Several studies investigated the role of NPPV as a preventive measure, namely, routinely administered to all patients after thoracic surgery, in order to decrease the incidence of respiratory events and to improve clinical outcome. Table 12.1 resumes the findings of the most relevant studies.

Several small randomized trials found an improvement in gas exchange [17, 19, 35, 37], and two of them also observed a reduction in hospital length of stay [17, 37]. A single study investigated NPPV also preoperatively [37]. In a randomized trial on 50 patients [41], NPPV improved lung re-expansion, assessed by computed tomography, but no clinical advantage was found; in particular the incidence of PPCs was not lower compared to the control group. In a study using helmets for CPAP delivery [19], the advantages in gas exchange improvement were found to be transient, rapidly returning to the baseline values after the interruption of the CPAP administration.
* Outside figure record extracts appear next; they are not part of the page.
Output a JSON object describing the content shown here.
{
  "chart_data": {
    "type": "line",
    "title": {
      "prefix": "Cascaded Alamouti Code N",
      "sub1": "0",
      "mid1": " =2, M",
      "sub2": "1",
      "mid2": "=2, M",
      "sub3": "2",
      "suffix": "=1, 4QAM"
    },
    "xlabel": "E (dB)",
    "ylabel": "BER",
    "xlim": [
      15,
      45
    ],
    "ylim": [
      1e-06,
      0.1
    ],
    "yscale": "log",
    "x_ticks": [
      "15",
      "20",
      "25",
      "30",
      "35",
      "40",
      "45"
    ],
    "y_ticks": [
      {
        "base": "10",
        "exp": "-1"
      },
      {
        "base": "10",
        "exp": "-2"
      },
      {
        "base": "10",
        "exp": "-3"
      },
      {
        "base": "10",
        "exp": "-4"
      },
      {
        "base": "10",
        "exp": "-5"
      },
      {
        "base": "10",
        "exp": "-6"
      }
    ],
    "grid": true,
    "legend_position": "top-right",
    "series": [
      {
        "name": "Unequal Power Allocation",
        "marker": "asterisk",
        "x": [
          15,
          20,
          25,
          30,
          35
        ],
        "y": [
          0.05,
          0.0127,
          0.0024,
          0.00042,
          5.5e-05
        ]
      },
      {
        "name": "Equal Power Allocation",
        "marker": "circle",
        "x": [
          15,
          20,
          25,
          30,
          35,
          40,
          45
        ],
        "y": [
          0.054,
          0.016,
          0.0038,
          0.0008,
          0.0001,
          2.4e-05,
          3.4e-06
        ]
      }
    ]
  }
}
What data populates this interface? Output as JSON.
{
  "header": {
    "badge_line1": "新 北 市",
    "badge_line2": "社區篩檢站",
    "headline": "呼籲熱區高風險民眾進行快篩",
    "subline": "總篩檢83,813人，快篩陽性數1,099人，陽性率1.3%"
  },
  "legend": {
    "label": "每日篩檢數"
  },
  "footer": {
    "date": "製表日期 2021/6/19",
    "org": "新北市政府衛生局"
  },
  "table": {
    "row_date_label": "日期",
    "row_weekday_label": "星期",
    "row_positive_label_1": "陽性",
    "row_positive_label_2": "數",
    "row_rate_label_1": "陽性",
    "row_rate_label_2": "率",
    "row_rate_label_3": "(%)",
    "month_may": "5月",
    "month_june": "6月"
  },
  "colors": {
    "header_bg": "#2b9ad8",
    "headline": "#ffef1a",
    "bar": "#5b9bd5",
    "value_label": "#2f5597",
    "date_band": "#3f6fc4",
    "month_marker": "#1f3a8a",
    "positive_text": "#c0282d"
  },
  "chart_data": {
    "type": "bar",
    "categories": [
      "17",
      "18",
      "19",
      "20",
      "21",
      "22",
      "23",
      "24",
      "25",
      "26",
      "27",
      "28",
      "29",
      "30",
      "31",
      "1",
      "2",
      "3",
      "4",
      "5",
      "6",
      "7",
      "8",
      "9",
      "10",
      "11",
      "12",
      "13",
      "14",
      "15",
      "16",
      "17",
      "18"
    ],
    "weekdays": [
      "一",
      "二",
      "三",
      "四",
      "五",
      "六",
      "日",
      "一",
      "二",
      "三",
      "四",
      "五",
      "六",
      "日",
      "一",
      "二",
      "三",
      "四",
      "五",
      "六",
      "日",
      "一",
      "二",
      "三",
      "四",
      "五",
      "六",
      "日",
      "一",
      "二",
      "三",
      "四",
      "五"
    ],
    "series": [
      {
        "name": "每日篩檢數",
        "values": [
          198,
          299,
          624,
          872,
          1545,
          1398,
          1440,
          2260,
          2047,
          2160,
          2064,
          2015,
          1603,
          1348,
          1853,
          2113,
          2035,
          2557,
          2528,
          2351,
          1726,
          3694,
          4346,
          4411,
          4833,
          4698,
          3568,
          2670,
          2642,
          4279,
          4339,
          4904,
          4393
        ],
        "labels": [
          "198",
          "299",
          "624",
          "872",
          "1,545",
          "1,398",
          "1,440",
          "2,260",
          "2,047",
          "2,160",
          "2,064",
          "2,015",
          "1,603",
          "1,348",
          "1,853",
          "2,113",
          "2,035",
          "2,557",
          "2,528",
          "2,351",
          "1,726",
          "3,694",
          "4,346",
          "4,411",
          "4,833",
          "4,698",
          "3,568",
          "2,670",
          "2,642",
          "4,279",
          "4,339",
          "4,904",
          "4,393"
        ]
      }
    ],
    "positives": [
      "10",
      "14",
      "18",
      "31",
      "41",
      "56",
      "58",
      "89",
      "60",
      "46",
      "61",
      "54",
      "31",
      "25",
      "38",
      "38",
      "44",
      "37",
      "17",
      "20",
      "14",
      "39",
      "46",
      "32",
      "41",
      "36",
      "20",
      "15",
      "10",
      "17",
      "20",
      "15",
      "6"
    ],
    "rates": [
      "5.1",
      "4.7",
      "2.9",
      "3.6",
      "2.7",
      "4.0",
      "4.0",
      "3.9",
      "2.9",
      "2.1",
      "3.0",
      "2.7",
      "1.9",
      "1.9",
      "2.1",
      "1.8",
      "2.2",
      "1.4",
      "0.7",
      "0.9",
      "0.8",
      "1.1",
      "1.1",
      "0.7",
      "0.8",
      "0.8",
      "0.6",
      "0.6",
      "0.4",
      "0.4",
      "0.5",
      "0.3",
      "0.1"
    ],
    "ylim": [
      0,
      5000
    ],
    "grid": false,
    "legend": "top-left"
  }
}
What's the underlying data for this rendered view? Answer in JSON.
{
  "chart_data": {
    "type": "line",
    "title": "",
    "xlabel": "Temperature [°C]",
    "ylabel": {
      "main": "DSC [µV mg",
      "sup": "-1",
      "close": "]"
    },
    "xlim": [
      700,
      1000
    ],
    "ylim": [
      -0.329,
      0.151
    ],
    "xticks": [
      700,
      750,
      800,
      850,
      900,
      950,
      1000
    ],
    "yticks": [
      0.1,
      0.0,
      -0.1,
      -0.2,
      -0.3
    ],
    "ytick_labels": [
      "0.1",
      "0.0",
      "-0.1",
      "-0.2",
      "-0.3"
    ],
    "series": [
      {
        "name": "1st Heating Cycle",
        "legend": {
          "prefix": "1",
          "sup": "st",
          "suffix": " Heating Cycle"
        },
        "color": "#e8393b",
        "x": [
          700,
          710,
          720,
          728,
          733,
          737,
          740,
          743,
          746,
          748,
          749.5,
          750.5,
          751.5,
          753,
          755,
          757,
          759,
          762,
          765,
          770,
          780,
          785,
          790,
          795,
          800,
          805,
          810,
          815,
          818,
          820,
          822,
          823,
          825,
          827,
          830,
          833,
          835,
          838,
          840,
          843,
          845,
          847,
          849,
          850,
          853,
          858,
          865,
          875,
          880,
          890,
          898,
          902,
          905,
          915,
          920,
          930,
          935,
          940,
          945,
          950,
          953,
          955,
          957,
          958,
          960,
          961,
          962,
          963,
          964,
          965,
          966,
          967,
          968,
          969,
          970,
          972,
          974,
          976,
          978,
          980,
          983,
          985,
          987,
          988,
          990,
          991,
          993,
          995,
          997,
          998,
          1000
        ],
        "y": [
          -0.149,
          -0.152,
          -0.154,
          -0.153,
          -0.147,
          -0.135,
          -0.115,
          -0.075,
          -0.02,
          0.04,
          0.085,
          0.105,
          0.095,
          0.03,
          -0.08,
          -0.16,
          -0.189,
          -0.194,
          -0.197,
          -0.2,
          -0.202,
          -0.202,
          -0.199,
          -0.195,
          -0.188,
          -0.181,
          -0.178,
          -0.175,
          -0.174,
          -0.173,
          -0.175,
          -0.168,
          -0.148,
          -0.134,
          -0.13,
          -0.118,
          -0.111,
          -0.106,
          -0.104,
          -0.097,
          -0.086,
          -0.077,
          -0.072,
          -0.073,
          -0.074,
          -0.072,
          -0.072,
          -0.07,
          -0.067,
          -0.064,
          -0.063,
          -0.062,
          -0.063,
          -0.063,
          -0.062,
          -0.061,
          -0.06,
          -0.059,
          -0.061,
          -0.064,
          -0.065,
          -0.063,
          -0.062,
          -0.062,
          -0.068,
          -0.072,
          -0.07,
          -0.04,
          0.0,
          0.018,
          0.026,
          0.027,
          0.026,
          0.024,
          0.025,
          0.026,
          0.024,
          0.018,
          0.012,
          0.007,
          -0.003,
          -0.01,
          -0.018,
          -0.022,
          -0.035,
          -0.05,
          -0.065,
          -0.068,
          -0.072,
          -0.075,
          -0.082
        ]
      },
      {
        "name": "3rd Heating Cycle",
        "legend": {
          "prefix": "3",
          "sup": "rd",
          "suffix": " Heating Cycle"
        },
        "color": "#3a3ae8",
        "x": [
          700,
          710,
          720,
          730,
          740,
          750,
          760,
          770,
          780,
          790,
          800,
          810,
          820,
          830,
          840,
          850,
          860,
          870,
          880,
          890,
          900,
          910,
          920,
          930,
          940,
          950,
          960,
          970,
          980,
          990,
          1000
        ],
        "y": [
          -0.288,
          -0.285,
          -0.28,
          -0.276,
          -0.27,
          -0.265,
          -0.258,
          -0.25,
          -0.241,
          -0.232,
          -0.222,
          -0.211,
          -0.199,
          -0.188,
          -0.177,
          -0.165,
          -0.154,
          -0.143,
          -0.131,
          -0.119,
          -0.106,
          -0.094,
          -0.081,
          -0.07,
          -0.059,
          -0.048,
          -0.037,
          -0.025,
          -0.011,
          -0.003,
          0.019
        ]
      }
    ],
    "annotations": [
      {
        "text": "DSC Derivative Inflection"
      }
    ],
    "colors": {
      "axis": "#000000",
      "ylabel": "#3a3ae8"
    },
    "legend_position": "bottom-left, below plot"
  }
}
In the largest randomized trial [42] in 360 COPD patients undergoing major lung resection surgery, NPPV did not reduce the incidence of acute respiratory events nor affected any of the secondary clinical endpoints, including ICU length of stay, intubation rate and mortality. Even if a single middle-sized randomized trial should not be considered definitive, these data suggest that administration of preventive NPPV should not be considered as a standard approach for all patients undergoing lung resectional surgery. It is difficult to aggregate the results from other small studies, due to the heterogeneity of NPPV modes used, interfaces and clinical outcomes. Further studies are necessary to identify subgroups of patients at high risk that could potentially benefit from preventive NPPV.

Several studies investigated the role of NPPV as a therapeutic measure, namely, administered to treat patients which developed ARF postoperatively. Table 12.1 resumes the findings of the most relevant studies. In a pilot study on 20 patients meeting criteria for re-intubation after abdominal and thoracic surgery, nasal CPAP was used as a method to avoid invasive ventilation [43]. In lung transplant recipients, NPPV through face mask avoided intubation in most of the patients that developed ARF postoperatively [44]. NPPV decreased mortality compared to standard oxygen therapy in a randomized trial involving 24 patients in ARF after lung resection [45]. The feasibility of NPPV in ARF following thoracic surgery was further assessed in two prospective observational trials on a larger cohort of patients [46, 47] (Table 12.2).

NPPV should be administered in the right cases in the right time window. Indeed, NPPV should be considered a measure to support the respiratory function while the underlying reversible condition is treated. Further studies are warranted to help the clinician in individuating thresholds and clinical scores to identify patients that can benefit from preventive or curative NPPV.

It is a matter of debate whether postoperative NPPV for ARF should be administered only in the ICU setting [48]. As a general principle, administration of NPPV should be accompanied by adequate respiratory monitoring [49]. In many hospitals ventilators are not available in the medical ward, but this issue could be circumvented by the use of small portable ventilators. In a feasibility study of NPPV in the recovery room of the general surgery, the use of NIV-dedicated small ventilators was proposed and found to be a viable option for relieving ARF in the immediate postoperative period [50]. A recent study in the United States [51] found that most NPPV treatments for ARF were initiated in the ICU or in the emergency department and general wards. NPPV feasibility and efficacy were found to be comparable in different age groups [52].